Any thought or Ideas?


----------



## Profish00 (May 21, 2004)

Not sure, but I would make it a 2 or 3 inch step up into the home and leave a 3/4" inch space between the house and new concrete porch so the house can breath and move independent from solid concrete porch.


----------



## Hooked (Oct 15, 2004)

We did this to an older house my my mom bought back in the early/mid 70s using your second approach. Left a 1/2" gap between the two with about 2" step down. We included a laundry room and garage. Everything was enclosed and attached to the house except the concrete.

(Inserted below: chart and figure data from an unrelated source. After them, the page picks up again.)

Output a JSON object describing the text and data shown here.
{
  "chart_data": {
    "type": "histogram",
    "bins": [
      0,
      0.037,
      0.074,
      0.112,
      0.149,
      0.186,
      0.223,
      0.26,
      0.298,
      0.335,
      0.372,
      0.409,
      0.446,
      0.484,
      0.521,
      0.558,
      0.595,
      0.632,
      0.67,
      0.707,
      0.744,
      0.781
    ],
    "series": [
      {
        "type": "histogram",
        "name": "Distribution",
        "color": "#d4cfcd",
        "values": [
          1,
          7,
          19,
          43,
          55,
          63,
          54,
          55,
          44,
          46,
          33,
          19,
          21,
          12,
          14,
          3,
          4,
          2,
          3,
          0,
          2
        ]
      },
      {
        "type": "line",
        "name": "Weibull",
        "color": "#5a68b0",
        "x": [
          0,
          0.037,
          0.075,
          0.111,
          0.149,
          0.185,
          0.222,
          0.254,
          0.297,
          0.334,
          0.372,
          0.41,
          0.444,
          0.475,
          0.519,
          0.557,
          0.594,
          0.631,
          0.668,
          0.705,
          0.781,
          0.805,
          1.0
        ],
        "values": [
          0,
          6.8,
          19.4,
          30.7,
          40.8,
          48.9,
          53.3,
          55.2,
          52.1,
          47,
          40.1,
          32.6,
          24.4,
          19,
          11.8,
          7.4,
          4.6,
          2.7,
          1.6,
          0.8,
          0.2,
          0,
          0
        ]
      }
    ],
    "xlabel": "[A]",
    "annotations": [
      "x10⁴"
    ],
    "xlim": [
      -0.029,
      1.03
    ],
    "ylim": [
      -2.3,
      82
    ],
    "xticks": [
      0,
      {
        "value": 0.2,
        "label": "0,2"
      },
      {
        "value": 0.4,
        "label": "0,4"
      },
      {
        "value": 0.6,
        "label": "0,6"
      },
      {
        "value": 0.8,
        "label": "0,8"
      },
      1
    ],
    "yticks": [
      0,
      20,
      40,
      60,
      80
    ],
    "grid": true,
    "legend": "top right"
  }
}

We never any problems with settling, separation, etc. in the 40 years or so she lived there.


----------



## peckerwood (Jun 9, 2012)

I'm with Profish and hooked.I wouldn't connect to the house beam either.I live in black gumbo and you wouldn't believe how much movement there is.I really do think I'd dig a few holes,piers,under the slab as deep as I could with post hole diggers just for footings and maybe anchor it a little better.A twist augger post hole digger will go as deep as you have pipe.I'm no expert and have screwed up a couple times in my life,but that's what I'd do.


----------



## bobbyc28 (May 26, 2004)

Thanks for the replies. 
Grinding stumps this weekend and hope to pour concrete in the next two weeks. 
Adding a back porch and also building a 24 X 36 garage. Most of the work will be done by myself, but if you happen to know a carpenter or a hard worker interested in a couple weeks work in Baytown send them my way. Always can use a extra set of hands. 
Also in need of a electrician

Bobby


----------



## RB II (Feb 26, 2009)

My recommendation is to pour the concrete below the floor joist. Then build a step/steps out of treated wood from the concrete up to the floor level you want. Be sure to leave a landing up top outside of the door. 

If there is a good reason to need the concrete at the finish floor level of the house, then I would for sure make them independent of each other (even the roof above) and leave a gap between the house and patio.


----------